RUSSIA: Trust in the court system is hard to earn where historically individual rights were subordinated to czars and Communists. Seventy percent of Russians polled this year said they did not trust courts to be independent and guided by the law. The right to a trial by jury of one’s peers was enshrined in the new constitution in 1993, but in most courts judges have continued to reign supreme, convicting defendants 99.5 percent of the time. Until this year, just nine of Russia’s 89 provinces had experimented with jury trials. Under the new Russian system, defendants in serious cases may choose a jury or judge, and some are deciding to gamble on ordinary citizens who can convict with a simple-majority vote.
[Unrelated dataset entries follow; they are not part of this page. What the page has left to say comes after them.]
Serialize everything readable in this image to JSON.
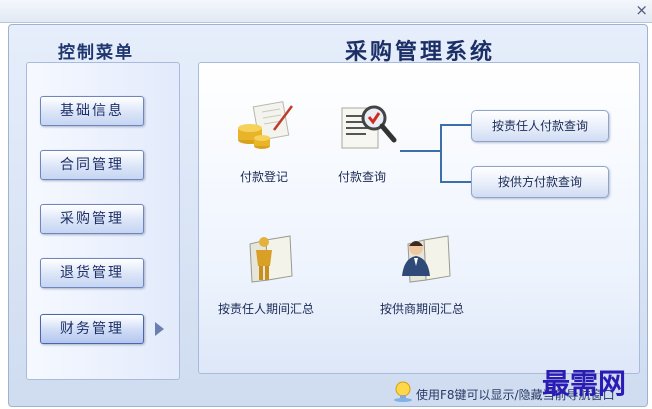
{
  "window": {
    "close_glyph": "×"
  },
  "sidebar": {
    "title": "控制菜单",
    "items": [
      {
        "label": "基础信息"
      },
      {
        "label": "合同管理"
      },
      {
        "label": "采购管理"
      },
      {
        "label": "退货管理"
      },
      {
        "label": "财务管理"
      }
    ]
  },
  "main": {
    "title": "采购管理系统",
    "functions": [
      {
        "label": "付款登记",
        "icon": "payment-register-icon"
      },
      {
        "label": "付款查询",
        "icon": "payment-query-icon"
      },
      {
        "label": "按责任人期间汇总",
        "icon": "person-period-summary-icon"
      },
      {
        "label": "按供商期间汇总",
        "icon": "supplier-period-summary-icon"
      }
    ],
    "query_buttons": [
      {
        "label": "按责任人付款查询"
      },
      {
        "label": "按供方付款查询"
      }
    ]
  },
  "status_bar": {
    "text": "使用F8键可以显示/隐藏当前导航窗口"
  },
  "watermark": {
    "text": "最需网"
  }
}
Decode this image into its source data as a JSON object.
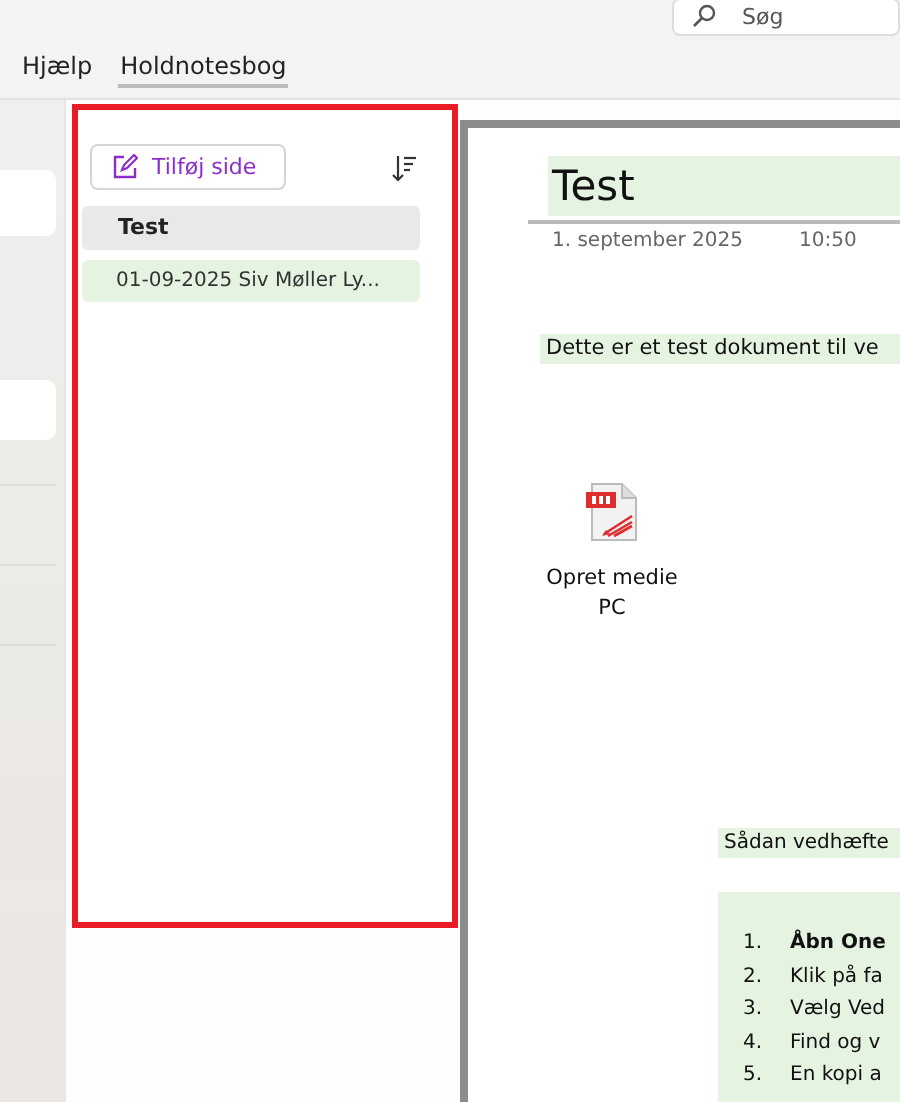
{
  "search": {
    "placeholder": "Søg"
  },
  "menu": [
    {
      "label": "Hjælp",
      "selected": false
    },
    {
      "label": "Holdnotesbog",
      "selected": true
    }
  ],
  "page_list": {
    "add_button": "Tilføj side",
    "sections": [
      {
        "title": "Test",
        "pages": [
          {
            "title": "01-09-2025 Siv Møller Ly...",
            "selected": true
          }
        ]
      }
    ]
  },
  "note": {
    "title": "Test",
    "date": "1. september 2025",
    "time": "10:50",
    "intro": "Dette er et test dokument til ve",
    "attachment": {
      "label": "Opret medie PC"
    },
    "heading": "Sådan vedhæfte",
    "steps": [
      {
        "number": "1.",
        "text": "Åbn One",
        "bold": true
      },
      {
        "number": "2.",
        "text": "Klik på fa",
        "bold": false
      },
      {
        "number": "3.",
        "text": "Vælg Ved",
        "bold": false
      },
      {
        "number": "4.",
        "text": "Find og v",
        "bold": false
      },
      {
        "number": "5.",
        "text": "En kopi a",
        "bold": false
      }
    ]
  }
}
SAUDI ARABIA: After last spring’s triple suicide bombings in Riyadh, authorities began to crack down on Islamic radicals. Three big terrorist cells have been uncovered. Quite unexpectedly, the government moved against the country’s 50,000 mosques. Most preachers try to stay out of politics, but some 1,000 imams have been removed from their pulpits and taken to Riyadh for “re-education.” The program aims to steer them from radicalism and to encourage tolerance of non-Muslims.

ZIMBABWE: The last remaining independent daily newspaper, the “Daily News,” is fighting for survival. The paper was ordered to close by the Supreme Court after initially refusing to comply with a stringent new media law requiring that it register with a state media commission. In an attempt to save the paper, its owners decided to register. But police have raided the paper’s offices and taken computers. Staff are pessimistic that the paper will be operating soon since it has been a critic of President Mugabe. The state controls the country’s two other daily papers and the single television and radio broadcast station.